Four of the rockets were intercepted, while the rest fell short of their intended targets, according to IDF spokesman Lt. Col. Jonathan Conricus. The barrage is thought to be the first time in decades that sustained rocket fire has targeted Israeli troops in the Golan.

Israel hit back with a massive response that included fighter planes and ground-launched ballistic missiles. The IDF did not reveal the scope of the response, but Russian military observers stationed in Syria said 28 Israeli jets were involved and more than 70 missiles were fired, the AP reported.

“We, of course, struck almost all the Iranian infrastructure in Syria, and they need to remember this arrogance of theirs,” Lieberman said of the assault. “If we get rain, they’ll get a flood. I hope that we ended this chapter and that everyone understood.”

In the aftermath of the battle, European leaders called on both Israel and Iran to de-escalate the proxy battle in Syria.

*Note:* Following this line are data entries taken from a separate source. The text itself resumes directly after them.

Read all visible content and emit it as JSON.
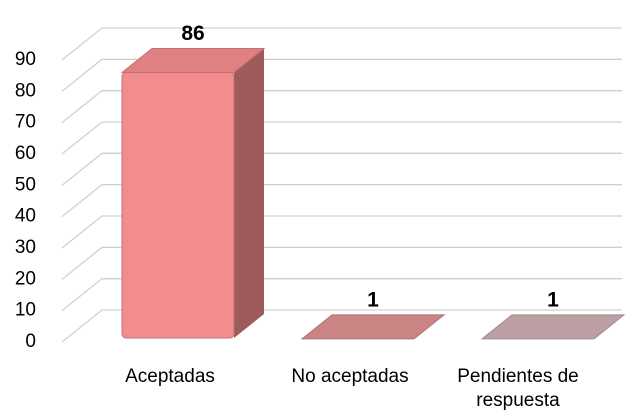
{
  "chart_data": {
    "type": "bar3d",
    "categories": [
      "Aceptadas",
      "No aceptadas",
      "Pendientes de respuesta"
    ],
    "values": [
      86,
      1,
      1
    ],
    "colors": [
      "#f28c8e",
      "#dc8f90",
      "#ccadb0"
    ],
    "ylim": [
      0,
      90
    ],
    "yticks": [
      0,
      10,
      20,
      30,
      40,
      50,
      60,
      70,
      80,
      90
    ],
    "grid": true
  }
}
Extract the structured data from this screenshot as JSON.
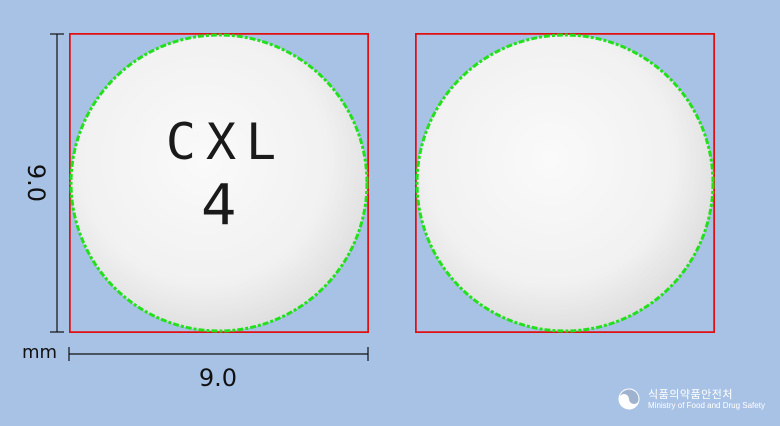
{
  "image": {
    "background_color": "#a8c2e6",
    "bounding_box_color": "#e01010",
    "contour_color": "#22e01a",
    "pill_color": "#f4f4f4",
    "pill_shadow_color": "#dcdcdc",
    "front": {
      "imprint_line1": "CXL",
      "imprint_line2": "4"
    },
    "back": {
      "imprint": ""
    },
    "dimensions": {
      "height_label": "9.0",
      "width_label": "9.0",
      "unit": "mm"
    },
    "logo": {
      "icon": "taegeuk-icon",
      "name_korean": "식품의약품안전처",
      "name_english": "Ministry of Food and Drug Safety"
    }
  }
}
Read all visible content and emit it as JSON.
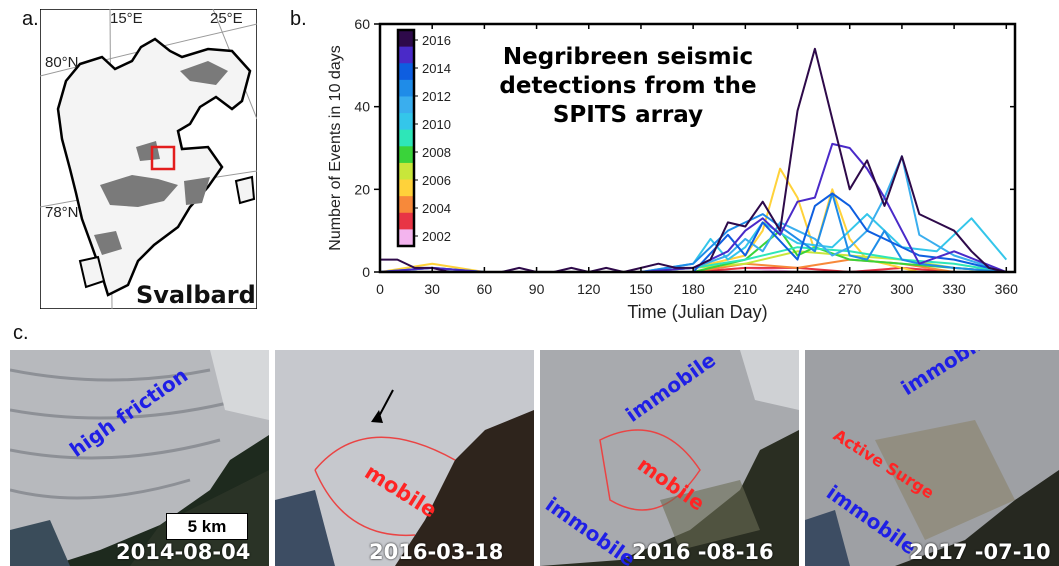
{
  "panel_labels": {
    "a": "a.",
    "b": "b.",
    "c": "c."
  },
  "map": {
    "lon_labels": [
      "15°E",
      "25°E"
    ],
    "lat_labels": [
      "80°N",
      "78°N"
    ],
    "name": "Svalbard",
    "colors": {
      "land": "#f4f4f4",
      "glacier_shade": "#7a7a7a",
      "coast": "#000000",
      "ocean": "#ffffff",
      "graticule": "#9a9a9a",
      "box": "#e31d1d"
    }
  },
  "chart_data": {
    "type": "line",
    "title": "Negribreen seismic detections from the SPITS array",
    "title_lines": [
      "Negribreen seismic",
      "detections from the",
      "SPITS array"
    ],
    "xlabel": "Time (Julian Day)",
    "ylabel": "Number of Events in 10 days",
    "xlim": [
      0,
      365
    ],
    "ylim": [
      0,
      60
    ],
    "xticks": [
      0,
      30,
      60,
      90,
      120,
      150,
      180,
      210,
      240,
      270,
      300,
      330,
      360
    ],
    "yticks": [
      0,
      20,
      40,
      60
    ],
    "colorbar_ticks": [
      "2016",
      "2014",
      "2012",
      "2010",
      "2008",
      "2006",
      "2004",
      "2002"
    ],
    "series": [
      {
        "year": 2002,
        "color": "#f3b4ee",
        "x": [
          0,
          30,
          60,
          90,
          120,
          150,
          180,
          210,
          240,
          270,
          300,
          330,
          360
        ],
        "y": [
          0,
          0,
          0,
          0,
          0,
          0,
          0,
          1,
          0,
          0,
          1,
          0,
          0
        ]
      },
      {
        "year": 2003,
        "color": "#e83545",
        "x": [
          0,
          30,
          60,
          90,
          120,
          150,
          180,
          210,
          240,
          270,
          300,
          330,
          360
        ],
        "y": [
          0,
          0,
          0,
          0,
          0,
          0,
          0,
          1,
          1,
          0,
          1,
          0,
          0
        ]
      },
      {
        "year": 2005,
        "color": "#f7893a",
        "x": [
          0,
          30,
          60,
          90,
          120,
          150,
          180,
          210,
          240,
          270,
          300,
          330,
          360
        ],
        "y": [
          0,
          1,
          0,
          0,
          0,
          0,
          0,
          2,
          1,
          3,
          2,
          0,
          0
        ]
      },
      {
        "year": 2006,
        "color": "#ffd23a",
        "x": [
          0,
          30,
          60,
          90,
          120,
          150,
          180,
          210,
          220,
          230,
          240,
          250,
          260,
          270,
          280,
          290,
          300,
          310,
          330,
          360
        ],
        "y": [
          0,
          2,
          0,
          0,
          0,
          0,
          1,
          4,
          10,
          25,
          18,
          5,
          20,
          8,
          3,
          2,
          1,
          0,
          0,
          0
        ]
      },
      {
        "year": 2008,
        "color": "#c8e63a",
        "x": [
          0,
          30,
          60,
          90,
          120,
          150,
          180,
          210,
          240,
          270,
          300,
          330,
          360
        ],
        "y": [
          0,
          0,
          0,
          0,
          0,
          0,
          1,
          2,
          5,
          4,
          3,
          1,
          0
        ]
      },
      {
        "year": 2009,
        "color": "#3ad33a",
        "x": [
          0,
          30,
          60,
          90,
          120,
          150,
          180,
          210,
          230,
          240,
          250,
          270,
          300,
          330,
          360
        ],
        "y": [
          0,
          0,
          0,
          0,
          0,
          0,
          0,
          3,
          10,
          4,
          6,
          3,
          2,
          1,
          0
        ]
      },
      {
        "year": 2010,
        "color": "#2ee6b8",
        "x": [
          0,
          30,
          60,
          90,
          120,
          150,
          180,
          210,
          240,
          270,
          300,
          330,
          360
        ],
        "y": [
          0,
          1,
          0,
          0,
          0,
          0,
          1,
          3,
          6,
          5,
          3,
          2,
          0
        ]
      },
      {
        "year": 2011,
        "color": "#34c6ea",
        "x": [
          0,
          30,
          60,
          90,
          120,
          150,
          180,
          190,
          200,
          210,
          220,
          240,
          260,
          270,
          280,
          300,
          320,
          340,
          360
        ],
        "y": [
          0,
          0,
          0,
          0,
          0,
          0,
          2,
          8,
          3,
          6,
          12,
          7,
          6,
          10,
          14,
          6,
          5,
          13,
          3
        ]
      },
      {
        "year": 2012,
        "color": "#3aaeee",
        "x": [
          0,
          30,
          60,
          90,
          120,
          150,
          180,
          200,
          210,
          220,
          230,
          240,
          250,
          260,
          270,
          280,
          290,
          300,
          310,
          330,
          360
        ],
        "y": [
          0,
          0,
          0,
          0,
          0,
          0,
          1,
          4,
          8,
          5,
          12,
          10,
          8,
          4,
          6,
          10,
          18,
          28,
          9,
          4,
          0
        ]
      },
      {
        "year": 2013,
        "color": "#1f8ce8",
        "x": [
          0,
          30,
          60,
          90,
          120,
          150,
          180,
          200,
          210,
          220,
          240,
          250,
          260,
          270,
          280,
          290,
          300,
          310,
          330,
          360
        ],
        "y": [
          0,
          1,
          0,
          0,
          0,
          0,
          2,
          10,
          12,
          14,
          8,
          5,
          19,
          4,
          3,
          10,
          3,
          2,
          1,
          0
        ]
      },
      {
        "year": 2014,
        "color": "#0e5ee0",
        "x": [
          0,
          30,
          60,
          90,
          120,
          150,
          180,
          200,
          210,
          220,
          240,
          250,
          260,
          270,
          280,
          290,
          310,
          330,
          360
        ],
        "y": [
          0,
          0,
          0,
          0,
          0,
          0,
          0,
          9,
          4,
          12,
          3,
          16,
          19,
          16,
          10,
          8,
          4,
          3,
          0
        ]
      },
      {
        "year": 2015,
        "color": "#4a2ac8",
        "x": [
          0,
          30,
          60,
          90,
          120,
          150,
          180,
          200,
          210,
          220,
          230,
          240,
          250,
          260,
          270,
          280,
          290,
          300,
          310,
          330,
          360
        ],
        "y": [
          0,
          1,
          0,
          0,
          0,
          0,
          1,
          5,
          10,
          13,
          9,
          17,
          18,
          31,
          30,
          25,
          18,
          10,
          2,
          5,
          0
        ]
      },
      {
        "year": 2016,
        "color": "#2e0a4a",
        "x": [
          0,
          10,
          20,
          30,
          40,
          50,
          60,
          70,
          80,
          90,
          100,
          110,
          120,
          130,
          140,
          150,
          160,
          170,
          180,
          190,
          200,
          210,
          220,
          230,
          240,
          250,
          260,
          270,
          280,
          290,
          300,
          310,
          320,
          330,
          340,
          350,
          360
        ],
        "y": [
          3,
          3,
          1,
          1,
          0,
          0,
          0,
          0,
          1,
          0,
          0,
          1,
          0,
          1,
          0,
          1,
          2,
          1,
          1,
          3,
          12,
          11,
          17,
          10,
          39,
          54,
          37,
          20,
          27,
          16,
          28,
          14,
          12,
          10,
          5,
          1,
          0
        ]
      }
    ]
  },
  "satellite_panels": [
    {
      "date": "2014-08-04",
      "texts": [
        {
          "text": "high friction",
          "color": "#1f1fe6"
        }
      ],
      "scale": "5 km"
    },
    {
      "date": "2016-03-18",
      "texts": [
        {
          "text": "mobile",
          "color": "#ff2424"
        }
      ]
    },
    {
      "date": "2016 -08-16",
      "texts": [
        {
          "text": "immobile",
          "color": "#1f1fe6"
        },
        {
          "text": "mobile",
          "color": "#ff2424"
        },
        {
          "text": "immobile",
          "color": "#1f1fe6"
        }
      ]
    },
    {
      "date": "2017 -07-10",
      "texts": [
        {
          "text": "immobile",
          "color": "#1f1fe6"
        },
        {
          "text": "Active Surge",
          "color": "#ff2424"
        },
        {
          "text": "immobile",
          "color": "#1f1fe6"
        }
      ]
    }
  ]
}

“We know that we face an extremely complicated situation here,” German Chancellor Angela Merkel said Thursday, according to the AP. “The escalation of the last few hours shows it is truly a matter of war and peace, and I can only call on all involved to exercise restraint.”

Washington offered a less neutral take on the situation, saying Iran “bears full responsibility” for provoking the Israeli assault on Syria.

“The United States condemns the Iranian regime’s provocative rocket attacks from Syria against Israeli citizens, and we strongly support Israel’s right to act in self-defense,” White House Press Secretary Sarah Sanders said in a statement. “The Iranian regime’s deployment into Syria of offensive rocket and missile systems aimed at Israel is an unacceptable and highly dangerous development for the entire Middle East.”